Jakarta, Gatra.com - Wakil Ketua Komisi Nasional Hak Asasi Manusia (Komnas HAM), Sandrayati Moniaga, menyatakan bahwa Rancangan Undang-Undang (RUU) Pertanahan menghidupkan domein verklaring dan menghidupkan spirit kolonialisme.
"RUU Pertanahan menghidupkan kembali domein verklaring di mana nantinya pengaturan tentang hak atas pertanahan kembali ke zaman kolonial. Dalam RUU tersebut disebutkan apabila tanah tidak bisa dibuktikan pemiliknya dalam kurun waktu 2 tahun, otomatis menjadi sah milik negara dan ini sama persis saat zaman kolonial dulu," katanya dalam Media Briefing tentang RUU Pertanahan di kantor Komnas HAM, Jakarta, Jumat (6/9).

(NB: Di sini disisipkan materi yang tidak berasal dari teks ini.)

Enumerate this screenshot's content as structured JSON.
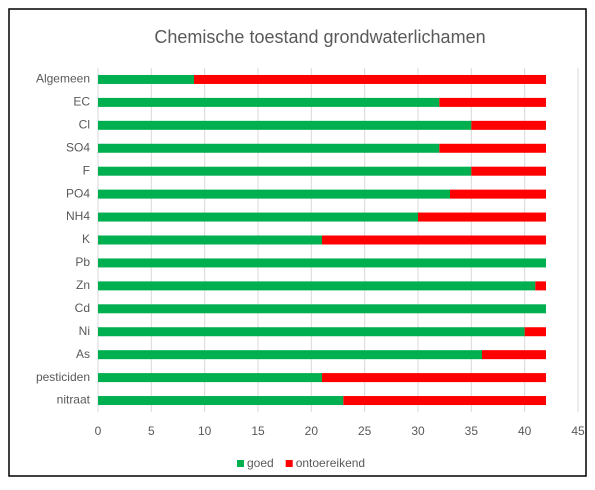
{
  "chart_data": {
    "type": "stacked-barh",
    "title": "Chemische toestand grondwaterlichamen",
    "categories": [
      "Algemeen",
      "EC",
      "Cl",
      "SO4",
      "F",
      "PO4",
      "NH4",
      "K",
      "Pb",
      "Zn",
      "Cd",
      "Ni",
      "As",
      "pesticiden",
      "nitraat"
    ],
    "series": [
      {
        "name": "goed",
        "color": "#00b050",
        "values": [
          9,
          32,
          35,
          32,
          35,
          33,
          30,
          21,
          42,
          41,
          42,
          40,
          36,
          21,
          23
        ]
      },
      {
        "name": "ontoereikend",
        "color": "#ff0000",
        "values": [
          33,
          10,
          7,
          10,
          7,
          9,
          12,
          21,
          0,
          1,
          0,
          2,
          6,
          21,
          19
        ]
      }
    ],
    "xlim": [
      0,
      45
    ],
    "xticks": [
      0,
      5,
      10,
      15,
      20,
      25,
      30,
      35,
      40,
      45
    ],
    "grid": true,
    "legend": "bottom"
  }
}
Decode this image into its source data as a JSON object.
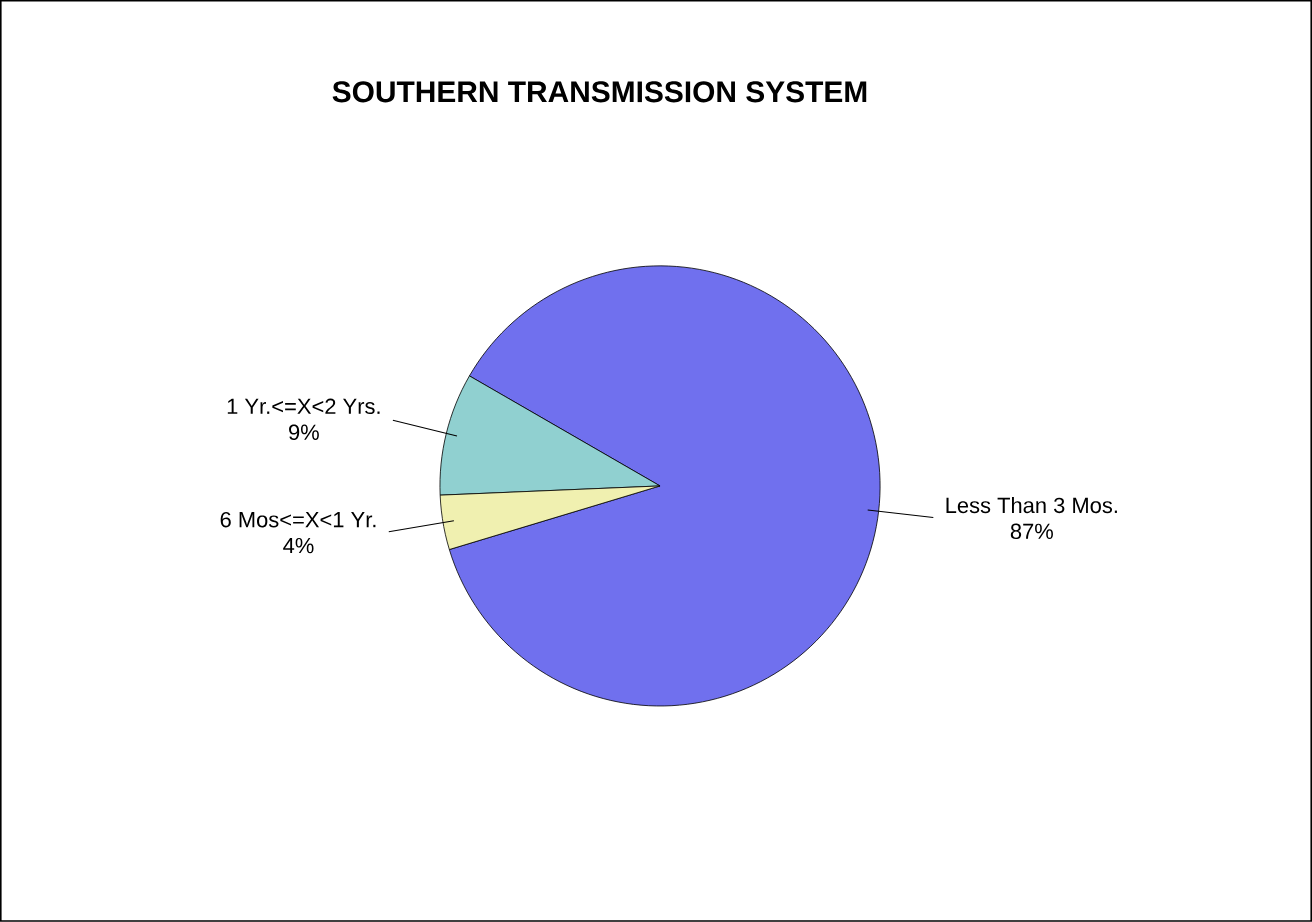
{
  "chart_data": {
    "type": "pie",
    "title": "SOUTHERN TRANSMISSION SYSTEM",
    "categories": [
      "Less Than 3 Mos.",
      "1 Yr.<=X<2 Yrs.",
      "6 Mos<=X<1 Yr."
    ],
    "values": [
      87,
      9,
      4
    ],
    "colors": [
      "#7070ee",
      "#90d0d0",
      "#f0f0b0"
    ],
    "value_labels": [
      "87%",
      "9%",
      "4%"
    ]
  }
}
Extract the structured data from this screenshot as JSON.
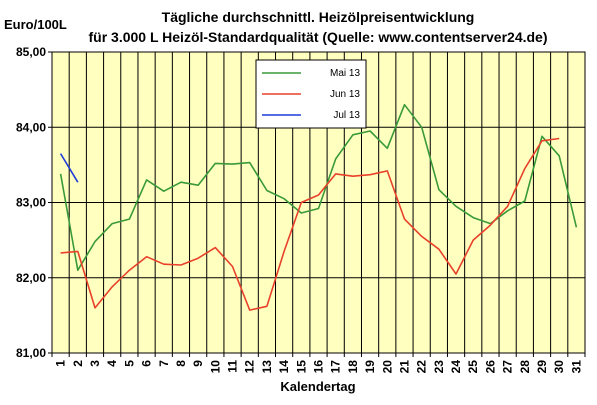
{
  "chart_data": {
    "type": "line",
    "title": "Tägliche durchschnittl. Heizölpreisentwicklung",
    "subtitle": "für 3.000 L Heizöl-Standardqualität (Quelle: www.contentserver24.de)",
    "ylabel": "Euro/100L",
    "xlabel": "Kalendertag",
    "x": [
      1,
      2,
      3,
      4,
      5,
      6,
      7,
      8,
      9,
      10,
      11,
      12,
      13,
      14,
      15,
      16,
      17,
      18,
      19,
      20,
      21,
      22,
      23,
      24,
      25,
      26,
      27,
      28,
      29,
      30,
      31
    ],
    "xlim": [
      1,
      31
    ],
    "ylim": [
      81,
      85
    ],
    "yticks": [
      81,
      82,
      83,
      84,
      85
    ],
    "ytick_labels": [
      "81,00",
      "82,00",
      "83,00",
      "84,00",
      "85,00"
    ],
    "xtick_labels": [
      "1",
      "2",
      "3",
      "4",
      "5",
      "6",
      "7",
      "8",
      "9",
      "10",
      "11",
      "12",
      "13",
      "14",
      "15",
      "16",
      "17",
      "18",
      "19",
      "20",
      "21",
      "22",
      "23",
      "24",
      "25",
      "26",
      "27",
      "28",
      "29",
      "30",
      "31"
    ],
    "grid": true,
    "legend_position": "top-center",
    "background_color": "#ffffc0",
    "series": [
      {
        "name": "Mai 13",
        "color": "#3a9a3a",
        "x": [
          1,
          2,
          3,
          4,
          5,
          6,
          7,
          8,
          9,
          10,
          11,
          12,
          13,
          14,
          15,
          16,
          17,
          18,
          19,
          20,
          21,
          22,
          23,
          24,
          25,
          26,
          27,
          28,
          29,
          30,
          31
        ],
        "values": [
          83.38,
          82.1,
          82.48,
          82.72,
          82.78,
          83.3,
          83.15,
          83.27,
          83.23,
          83.52,
          83.51,
          83.53,
          83.16,
          83.05,
          82.86,
          82.92,
          83.58,
          83.9,
          83.95,
          83.72,
          84.3,
          84.0,
          83.17,
          82.95,
          82.8,
          82.72,
          82.89,
          83.02,
          83.88,
          83.62,
          82.67
        ]
      },
      {
        "name": "Jun 13",
        "color": "#e8412a",
        "x": [
          1,
          2,
          3,
          4,
          5,
          6,
          7,
          8,
          9,
          10,
          11,
          12,
          13,
          14,
          15,
          16,
          17,
          18,
          19,
          20,
          21,
          22,
          23,
          24,
          25,
          26,
          27,
          28,
          29,
          30
        ],
        "values": [
          82.33,
          82.35,
          81.6,
          81.88,
          82.1,
          82.28,
          82.18,
          82.17,
          82.26,
          82.4,
          82.15,
          81.57,
          81.62,
          82.35,
          83.0,
          83.1,
          83.38,
          83.35,
          83.37,
          83.42,
          82.78,
          82.55,
          82.38,
          82.05,
          82.5,
          82.7,
          82.95,
          83.45,
          83.82,
          83.85
        ]
      },
      {
        "name": "Jul 13",
        "color": "#1f3cd8",
        "x": [
          1,
          2
        ],
        "values": [
          83.65,
          83.27
        ]
      }
    ]
  }
}
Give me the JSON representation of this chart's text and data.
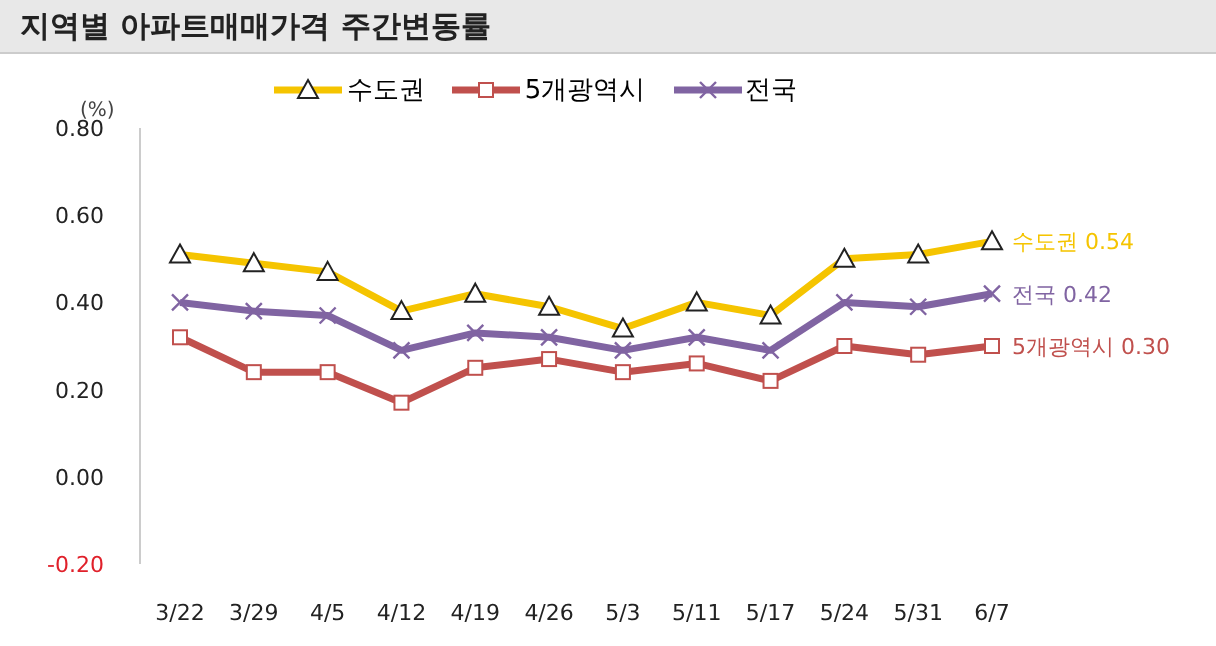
{
  "chart_data": {
    "type": "line",
    "title": "지역별 아파트매매가격 주간변동률",
    "ylabel": "(%)",
    "categories": [
      "3/22",
      "3/29",
      "4/5",
      "4/12",
      "4/19",
      "4/26",
      "5/3",
      "5/11",
      "5/17",
      "5/24",
      "5/31",
      "6/7"
    ],
    "series": [
      {
        "name": "수도권",
        "color": "#f5c400",
        "marker": "triangle",
        "values": [
          0.51,
          0.49,
          0.47,
          0.38,
          0.42,
          0.39,
          0.34,
          0.4,
          0.37,
          0.5,
          0.51,
          0.54
        ],
        "value_labels": [
          null,
          null,
          null,
          null,
          null,
          null,
          null,
          null,
          null,
          null,
          null,
          "0.54"
        ]
      },
      {
        "name": "5개광역시",
        "color": "#c0504d",
        "marker": "square",
        "values": [
          0.32,
          0.24,
          0.24,
          0.17,
          0.25,
          0.27,
          0.24,
          0.26,
          0.22,
          0.3,
          0.28,
          0.3
        ],
        "value_labels": [
          null,
          null,
          null,
          null,
          null,
          null,
          null,
          null,
          null,
          null,
          null,
          "0.30"
        ]
      },
      {
        "name": "전국",
        "color": "#8064a2",
        "marker": "cross",
        "values": [
          0.4,
          0.38,
          0.37,
          0.29,
          0.33,
          0.32,
          0.29,
          0.32,
          0.29,
          0.4,
          0.39,
          0.42
        ],
        "value_labels": [
          null,
          null,
          null,
          null,
          null,
          null,
          null,
          null,
          null,
          null,
          null,
          "0.42"
        ]
      }
    ],
    "ylim": [
      -0.2,
      0.8
    ],
    "yticks": [
      {
        "value": -0.2,
        "label": "-0.20"
      },
      {
        "value": 0,
        "label": "0.00"
      },
      {
        "value": 0.2,
        "label": "0.20"
      },
      {
        "value": 0.4,
        "label": "0.40"
      },
      {
        "value": 0.6,
        "label": "0.60"
      },
      {
        "value": 0.8,
        "label": "0.80"
      }
    ],
    "grid": false,
    "legend": "top",
    "line_style": "solid"
  }
}
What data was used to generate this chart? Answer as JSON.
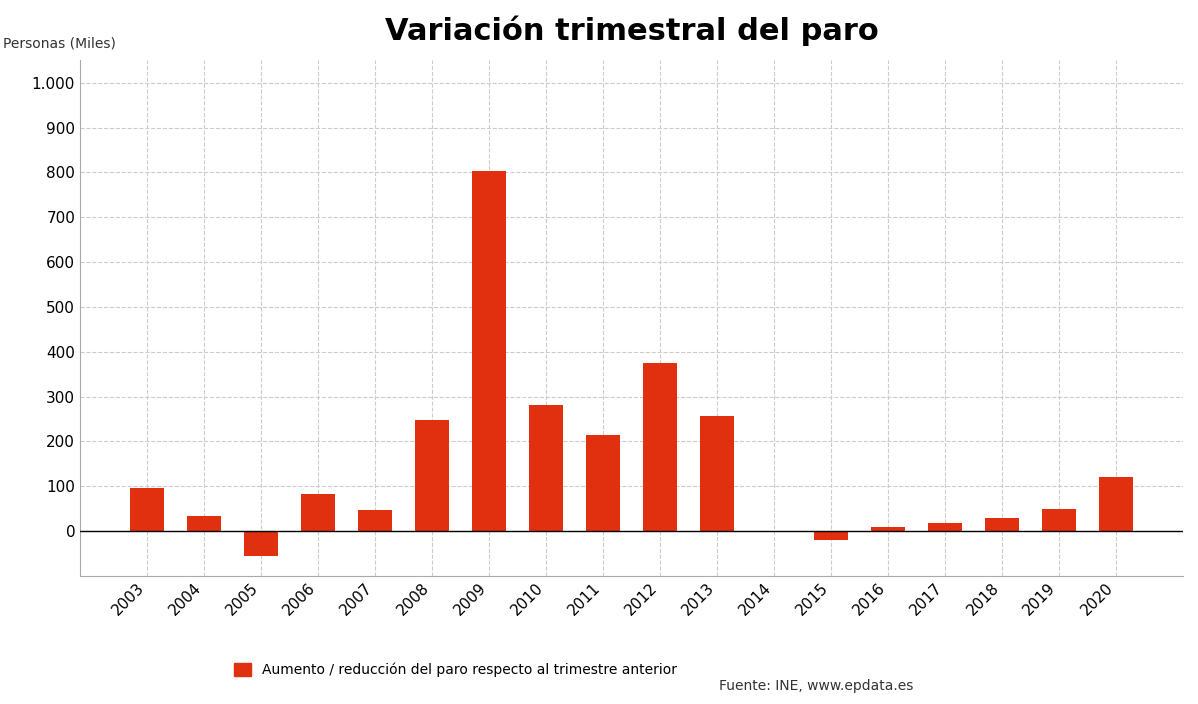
{
  "title": "Variación trimestral del paro",
  "ylabel": "Personas (Miles)",
  "categories": [
    "2003",
    "2004",
    "2005",
    "2006",
    "2007",
    "2008",
    "2009",
    "2010",
    "2011",
    "2012",
    "2013",
    "2014",
    "2015",
    "2016",
    "2017",
    "2018",
    "2019",
    "2020"
  ],
  "values": [
    95,
    33,
    -55,
    82,
    47,
    248,
    802,
    282,
    215,
    375,
    257,
    1,
    -20,
    10,
    18,
    30,
    50,
    120
  ],
  "bar_color": "#e03010",
  "background_color": "#ffffff",
  "grid_color": "#cccccc",
  "ylim_min": -100,
  "ylim_max": 1050,
  "yticks": [
    0,
    100,
    200,
    300,
    400,
    500,
    600,
    700,
    800,
    900,
    1000
  ],
  "legend_label": "Aumento / reducción del paro respecto al trimestre anterior",
  "source_text": "Fuente: INE, www.epdata.es",
  "title_fontsize": 22,
  "label_fontsize": 10,
  "tick_fontsize": 11
}
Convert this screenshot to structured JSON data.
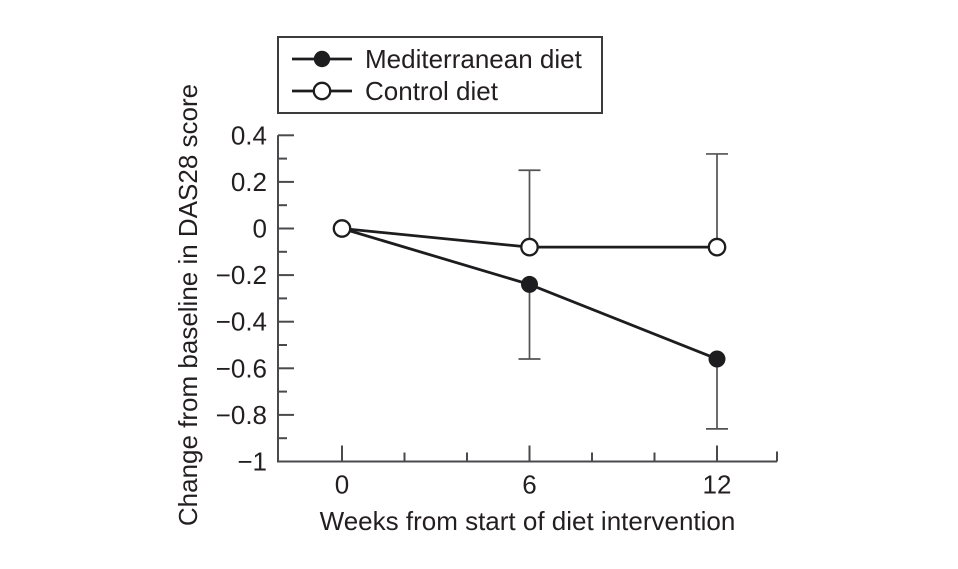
{
  "chart_data": {
    "type": "line",
    "title": "",
    "xlabel": "Weeks from start of diet intervention",
    "ylabel": "Change from baseline in DAS28 score",
    "x": [
      0,
      6,
      12
    ],
    "x_tick_labels": [
      "0",
      "6",
      "12"
    ],
    "x_minor_ticks": [
      2,
      4,
      8,
      10
    ],
    "xlim": [
      0,
      14
    ],
    "ylim": [
      -1,
      0.4
    ],
    "y_major_ticks": [
      0.4,
      0.2,
      0,
      -0.2,
      -0.4,
      -0.6,
      -0.8,
      -1
    ],
    "y_tick_labels": [
      "0.4",
      "0.2",
      "0",
      "−0.2",
      "−0.4",
      "−0.6",
      "−0.8",
      "−1"
    ],
    "y_minor_ticks": [
      0.3,
      0.1,
      -0.1,
      -0.3,
      -0.5,
      -0.7,
      -0.9
    ],
    "grid": false,
    "legend_position": "top",
    "series": [
      {
        "name": "Mediterranean diet",
        "marker": "filled-circle",
        "values": [
          0,
          -0.24,
          -0.56
        ],
        "show_marker": [
          false,
          true,
          true
        ],
        "whisker_direction": "down",
        "whisker_ends": [
          null,
          -0.56,
          -0.86
        ]
      },
      {
        "name": "Control diet",
        "marker": "open-circle",
        "values": [
          0,
          -0.08,
          -0.08
        ],
        "show_marker": [
          true,
          true,
          true
        ],
        "whisker_direction": "up",
        "whisker_ends": [
          null,
          0.25,
          0.32
        ]
      }
    ],
    "colors": {
      "line": "#1d1d1f",
      "axis": "#4a4a4c",
      "error_bar": "#525254",
      "text": "#231f20",
      "background": "#ffffff"
    }
  }
}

Baca juga: YLBHI Kritik Pasal RUU Pertanahan, Bertentangan Dengan KIP
Menurutnya, RUU Pertanahan tidak mengatur mekanisme penyelesaian konflik agraria. Konflik agraria yang komprehensif akibat kebijakan pemerintahan otoriter masa lalu dan dinilai justru akan menimbulkan permasalahan baru.
"RUU Pertanahan tidak mengatur penyelesaian konflik agararia yang terjadi di masa lalu. Tidak ada satu upaya khusus yang dilakukan oleh pemerintah untuk memikirkan penyelesaian konflik agraria yang begitu massif di Indonesia," ujarnya.
Baca juga: ATR/BPN: RUU Pertanahan Tak Langgar UU Sektor
Sementara itu, saat ini laporan konflik agraria yang diterima Komnas HAM terus meningkat. Awalnya, pada 2015, aduan konflik agraria mencapai 109 kasus, satu tahun kemudian meningkat menjadi 223 kasus dan terakhir pada 2017, Komnas HAM telah menerima 269 laporan.
Adapun domein verklaring adalah pernyataan yang menegaskan bahwa semua tanah yang orang lain tidak dapat membuktikan bahwa tanah itu miliknya, maka tanah itu adalah milik (eigendom) negara.